The stabilization of fine sediments via biofilms (biostabilization) has various economic and ecological implications but is presently unaddressed within lotic waters. To investigate natural biofilm growth and functionality in freshwater sediments under controlled boundary conditions, a unique mesocosm was constructed that combines established know-how from engineering and natural sciences and consists of six straight flumes. To test the comparability of biofilm growth within one flume and between the flumes, extracellular polymeric substances (EPSs), microbial biomass and microbial community composition were closely monitored over time and space as well as in relation to biofilm adhesiveness (proxy for biostabilization).

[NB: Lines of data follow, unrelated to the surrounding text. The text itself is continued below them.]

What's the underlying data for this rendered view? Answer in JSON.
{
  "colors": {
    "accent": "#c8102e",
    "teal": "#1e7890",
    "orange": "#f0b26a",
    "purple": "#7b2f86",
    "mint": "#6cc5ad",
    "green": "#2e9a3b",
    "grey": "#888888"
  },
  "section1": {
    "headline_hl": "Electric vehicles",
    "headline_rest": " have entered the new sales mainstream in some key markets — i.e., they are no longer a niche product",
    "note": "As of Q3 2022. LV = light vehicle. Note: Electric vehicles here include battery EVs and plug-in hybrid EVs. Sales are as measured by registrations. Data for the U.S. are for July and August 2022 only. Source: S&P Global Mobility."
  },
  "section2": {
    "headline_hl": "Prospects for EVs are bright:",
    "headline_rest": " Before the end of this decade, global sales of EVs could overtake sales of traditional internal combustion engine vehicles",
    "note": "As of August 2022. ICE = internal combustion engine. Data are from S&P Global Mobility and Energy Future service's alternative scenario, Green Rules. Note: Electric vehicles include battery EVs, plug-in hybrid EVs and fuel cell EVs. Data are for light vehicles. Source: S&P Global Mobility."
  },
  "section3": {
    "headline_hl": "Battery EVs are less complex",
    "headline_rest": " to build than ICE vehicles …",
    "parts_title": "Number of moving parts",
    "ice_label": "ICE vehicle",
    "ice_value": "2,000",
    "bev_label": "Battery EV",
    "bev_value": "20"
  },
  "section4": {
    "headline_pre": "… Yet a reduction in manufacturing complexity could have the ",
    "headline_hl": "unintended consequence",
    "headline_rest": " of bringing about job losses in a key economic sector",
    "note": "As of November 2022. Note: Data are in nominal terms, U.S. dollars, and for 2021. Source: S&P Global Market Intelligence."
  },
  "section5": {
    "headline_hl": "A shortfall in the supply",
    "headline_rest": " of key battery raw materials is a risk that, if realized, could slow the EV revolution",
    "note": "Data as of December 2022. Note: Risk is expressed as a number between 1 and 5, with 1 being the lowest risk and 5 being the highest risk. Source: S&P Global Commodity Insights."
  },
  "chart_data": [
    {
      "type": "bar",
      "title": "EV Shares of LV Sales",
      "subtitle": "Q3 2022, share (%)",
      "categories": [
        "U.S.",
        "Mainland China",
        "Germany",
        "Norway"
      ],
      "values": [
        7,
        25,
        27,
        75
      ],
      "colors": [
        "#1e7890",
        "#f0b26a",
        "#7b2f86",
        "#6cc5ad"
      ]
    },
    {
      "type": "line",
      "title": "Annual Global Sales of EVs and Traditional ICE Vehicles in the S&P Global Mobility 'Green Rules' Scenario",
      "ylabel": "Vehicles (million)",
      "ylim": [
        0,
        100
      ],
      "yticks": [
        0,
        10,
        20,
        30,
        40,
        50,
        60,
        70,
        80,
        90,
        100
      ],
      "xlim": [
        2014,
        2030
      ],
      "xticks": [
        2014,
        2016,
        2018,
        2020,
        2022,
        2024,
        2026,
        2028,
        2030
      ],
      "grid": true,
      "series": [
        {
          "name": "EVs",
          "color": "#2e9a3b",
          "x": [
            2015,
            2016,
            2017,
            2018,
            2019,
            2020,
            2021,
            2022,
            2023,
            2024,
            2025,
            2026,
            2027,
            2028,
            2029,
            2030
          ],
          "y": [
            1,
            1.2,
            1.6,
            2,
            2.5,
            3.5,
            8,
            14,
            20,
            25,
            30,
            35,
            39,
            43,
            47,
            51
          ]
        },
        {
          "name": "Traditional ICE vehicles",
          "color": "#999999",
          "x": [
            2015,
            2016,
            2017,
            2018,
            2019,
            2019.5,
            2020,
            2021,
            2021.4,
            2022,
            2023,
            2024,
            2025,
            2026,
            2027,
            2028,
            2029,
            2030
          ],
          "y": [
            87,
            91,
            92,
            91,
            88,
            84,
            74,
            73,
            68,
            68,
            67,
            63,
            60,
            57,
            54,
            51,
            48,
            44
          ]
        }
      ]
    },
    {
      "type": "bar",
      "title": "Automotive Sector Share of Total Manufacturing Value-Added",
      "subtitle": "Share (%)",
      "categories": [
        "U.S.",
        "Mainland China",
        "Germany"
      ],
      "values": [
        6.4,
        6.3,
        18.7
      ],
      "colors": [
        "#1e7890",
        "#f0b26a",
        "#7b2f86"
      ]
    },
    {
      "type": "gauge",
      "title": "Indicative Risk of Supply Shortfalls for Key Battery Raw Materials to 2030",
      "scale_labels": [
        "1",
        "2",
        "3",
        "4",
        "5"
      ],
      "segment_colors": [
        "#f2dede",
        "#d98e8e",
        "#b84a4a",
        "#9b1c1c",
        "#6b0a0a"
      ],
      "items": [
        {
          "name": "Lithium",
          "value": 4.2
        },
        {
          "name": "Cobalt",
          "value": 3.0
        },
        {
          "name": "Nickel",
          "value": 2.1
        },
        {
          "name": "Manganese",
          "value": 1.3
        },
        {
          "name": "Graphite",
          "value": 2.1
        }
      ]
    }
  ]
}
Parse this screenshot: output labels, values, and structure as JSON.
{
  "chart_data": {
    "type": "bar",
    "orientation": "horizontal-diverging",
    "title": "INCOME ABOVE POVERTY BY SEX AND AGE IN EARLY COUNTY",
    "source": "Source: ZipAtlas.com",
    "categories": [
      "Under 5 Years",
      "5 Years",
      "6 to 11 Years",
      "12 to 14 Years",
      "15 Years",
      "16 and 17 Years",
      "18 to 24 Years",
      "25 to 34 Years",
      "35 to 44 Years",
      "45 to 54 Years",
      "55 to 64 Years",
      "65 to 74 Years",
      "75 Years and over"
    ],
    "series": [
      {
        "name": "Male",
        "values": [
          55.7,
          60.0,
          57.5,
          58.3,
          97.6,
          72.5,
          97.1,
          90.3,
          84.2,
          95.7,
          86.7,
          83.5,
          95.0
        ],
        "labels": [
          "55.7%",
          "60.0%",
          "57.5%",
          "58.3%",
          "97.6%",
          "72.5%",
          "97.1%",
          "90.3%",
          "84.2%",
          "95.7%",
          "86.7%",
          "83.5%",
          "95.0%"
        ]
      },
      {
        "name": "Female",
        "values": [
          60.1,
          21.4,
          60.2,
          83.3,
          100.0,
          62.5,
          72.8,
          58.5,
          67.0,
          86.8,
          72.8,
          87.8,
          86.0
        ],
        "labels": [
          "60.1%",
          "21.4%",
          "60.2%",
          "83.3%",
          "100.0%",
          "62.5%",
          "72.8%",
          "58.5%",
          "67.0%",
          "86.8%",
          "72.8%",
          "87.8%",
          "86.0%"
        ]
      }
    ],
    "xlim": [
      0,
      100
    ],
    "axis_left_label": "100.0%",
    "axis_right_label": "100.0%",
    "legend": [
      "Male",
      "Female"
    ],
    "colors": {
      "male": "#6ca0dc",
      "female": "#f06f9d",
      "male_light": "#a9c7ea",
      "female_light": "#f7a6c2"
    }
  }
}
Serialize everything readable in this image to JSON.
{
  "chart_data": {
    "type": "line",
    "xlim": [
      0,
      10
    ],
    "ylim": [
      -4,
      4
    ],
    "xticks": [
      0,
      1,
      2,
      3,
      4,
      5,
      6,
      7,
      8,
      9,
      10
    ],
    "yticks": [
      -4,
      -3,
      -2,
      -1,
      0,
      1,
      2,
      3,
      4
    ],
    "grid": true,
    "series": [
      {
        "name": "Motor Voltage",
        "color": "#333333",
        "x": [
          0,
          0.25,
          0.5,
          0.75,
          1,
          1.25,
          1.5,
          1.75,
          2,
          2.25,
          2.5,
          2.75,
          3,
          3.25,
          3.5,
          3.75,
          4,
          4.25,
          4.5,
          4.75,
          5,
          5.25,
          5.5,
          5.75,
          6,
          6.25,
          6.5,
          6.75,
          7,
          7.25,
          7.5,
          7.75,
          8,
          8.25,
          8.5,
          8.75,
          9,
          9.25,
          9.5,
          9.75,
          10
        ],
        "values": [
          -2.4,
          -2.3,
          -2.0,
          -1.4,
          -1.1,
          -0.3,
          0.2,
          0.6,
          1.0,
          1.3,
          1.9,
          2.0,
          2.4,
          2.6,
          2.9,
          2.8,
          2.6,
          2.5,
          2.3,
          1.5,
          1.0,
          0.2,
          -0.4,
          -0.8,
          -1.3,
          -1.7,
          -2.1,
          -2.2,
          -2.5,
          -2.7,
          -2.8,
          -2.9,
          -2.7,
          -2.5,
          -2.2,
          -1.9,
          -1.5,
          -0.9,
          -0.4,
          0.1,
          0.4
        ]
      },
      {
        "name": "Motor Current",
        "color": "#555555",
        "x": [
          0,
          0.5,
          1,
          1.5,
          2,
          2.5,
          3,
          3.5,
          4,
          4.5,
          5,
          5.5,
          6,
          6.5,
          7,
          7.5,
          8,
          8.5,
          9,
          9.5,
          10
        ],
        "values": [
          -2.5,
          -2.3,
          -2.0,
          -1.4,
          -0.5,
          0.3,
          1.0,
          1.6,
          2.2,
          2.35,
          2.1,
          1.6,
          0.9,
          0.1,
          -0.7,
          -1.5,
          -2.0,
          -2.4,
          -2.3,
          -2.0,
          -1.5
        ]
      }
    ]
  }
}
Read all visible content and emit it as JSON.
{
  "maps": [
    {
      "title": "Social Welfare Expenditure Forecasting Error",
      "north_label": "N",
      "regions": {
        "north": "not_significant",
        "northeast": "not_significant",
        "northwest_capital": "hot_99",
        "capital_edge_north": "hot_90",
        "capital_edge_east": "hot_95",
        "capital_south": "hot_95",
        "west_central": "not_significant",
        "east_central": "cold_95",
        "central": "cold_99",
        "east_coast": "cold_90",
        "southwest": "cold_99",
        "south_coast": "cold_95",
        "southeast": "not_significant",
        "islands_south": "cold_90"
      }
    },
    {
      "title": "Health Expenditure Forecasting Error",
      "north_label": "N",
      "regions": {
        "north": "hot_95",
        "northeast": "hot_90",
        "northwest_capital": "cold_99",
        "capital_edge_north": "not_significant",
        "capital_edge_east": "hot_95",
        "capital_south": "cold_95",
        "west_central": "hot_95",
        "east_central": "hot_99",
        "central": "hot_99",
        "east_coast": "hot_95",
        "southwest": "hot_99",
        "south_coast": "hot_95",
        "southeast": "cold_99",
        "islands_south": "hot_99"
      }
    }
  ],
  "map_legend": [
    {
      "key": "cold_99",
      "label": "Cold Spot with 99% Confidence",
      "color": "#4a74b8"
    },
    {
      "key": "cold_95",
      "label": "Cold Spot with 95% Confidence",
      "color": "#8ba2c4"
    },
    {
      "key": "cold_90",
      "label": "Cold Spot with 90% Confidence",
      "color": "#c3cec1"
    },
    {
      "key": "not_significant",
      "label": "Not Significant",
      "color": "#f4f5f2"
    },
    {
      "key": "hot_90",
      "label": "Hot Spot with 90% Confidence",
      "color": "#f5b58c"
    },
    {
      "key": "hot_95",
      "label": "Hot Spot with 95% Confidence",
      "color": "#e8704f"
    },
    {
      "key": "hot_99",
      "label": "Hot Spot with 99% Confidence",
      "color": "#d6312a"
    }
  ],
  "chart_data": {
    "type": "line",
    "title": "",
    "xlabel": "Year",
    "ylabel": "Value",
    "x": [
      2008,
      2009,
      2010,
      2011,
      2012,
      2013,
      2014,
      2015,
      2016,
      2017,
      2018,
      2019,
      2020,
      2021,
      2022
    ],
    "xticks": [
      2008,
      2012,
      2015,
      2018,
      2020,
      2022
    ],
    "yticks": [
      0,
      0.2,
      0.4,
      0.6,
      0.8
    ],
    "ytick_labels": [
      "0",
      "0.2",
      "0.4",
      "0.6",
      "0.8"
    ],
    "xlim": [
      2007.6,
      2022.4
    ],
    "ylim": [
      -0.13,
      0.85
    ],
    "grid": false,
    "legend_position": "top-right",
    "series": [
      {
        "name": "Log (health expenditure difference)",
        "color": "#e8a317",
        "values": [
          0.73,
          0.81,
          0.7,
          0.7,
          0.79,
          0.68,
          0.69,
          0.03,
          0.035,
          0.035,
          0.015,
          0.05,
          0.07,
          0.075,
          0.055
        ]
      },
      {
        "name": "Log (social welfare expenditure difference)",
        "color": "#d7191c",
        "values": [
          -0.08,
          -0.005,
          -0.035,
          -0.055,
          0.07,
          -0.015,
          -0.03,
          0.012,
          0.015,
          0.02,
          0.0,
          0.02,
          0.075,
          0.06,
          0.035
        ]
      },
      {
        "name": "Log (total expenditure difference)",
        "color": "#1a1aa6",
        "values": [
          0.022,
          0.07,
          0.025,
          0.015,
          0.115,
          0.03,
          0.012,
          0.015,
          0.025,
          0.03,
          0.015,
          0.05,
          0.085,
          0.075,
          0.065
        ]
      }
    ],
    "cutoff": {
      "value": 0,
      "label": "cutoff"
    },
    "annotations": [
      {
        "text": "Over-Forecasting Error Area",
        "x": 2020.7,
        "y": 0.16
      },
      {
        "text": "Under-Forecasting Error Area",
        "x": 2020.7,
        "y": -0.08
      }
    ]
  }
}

Most importantly, biofilm development and biostabilization capacity revealed no significant differences within
flume regions or between the flumes and the biofilms significantly stabilized the substratum as compared to abiotic
controls. However, interesting temporal successions in biofilm growth phases became visible in shifting abundance and diversity of bacteria and microalgae resulting in varying EPS secretion and biostabilization.
These findings demonstrated the importance of biostabilization for fine sediment dynamics in freshwaters.
Secondly, this unique setup allows comparable biofilm growth under controlled environmental conditions, an important requisite for future research on the ecological significance and impact of biostabilization for ecosystem functioning at varying environmental scenarios.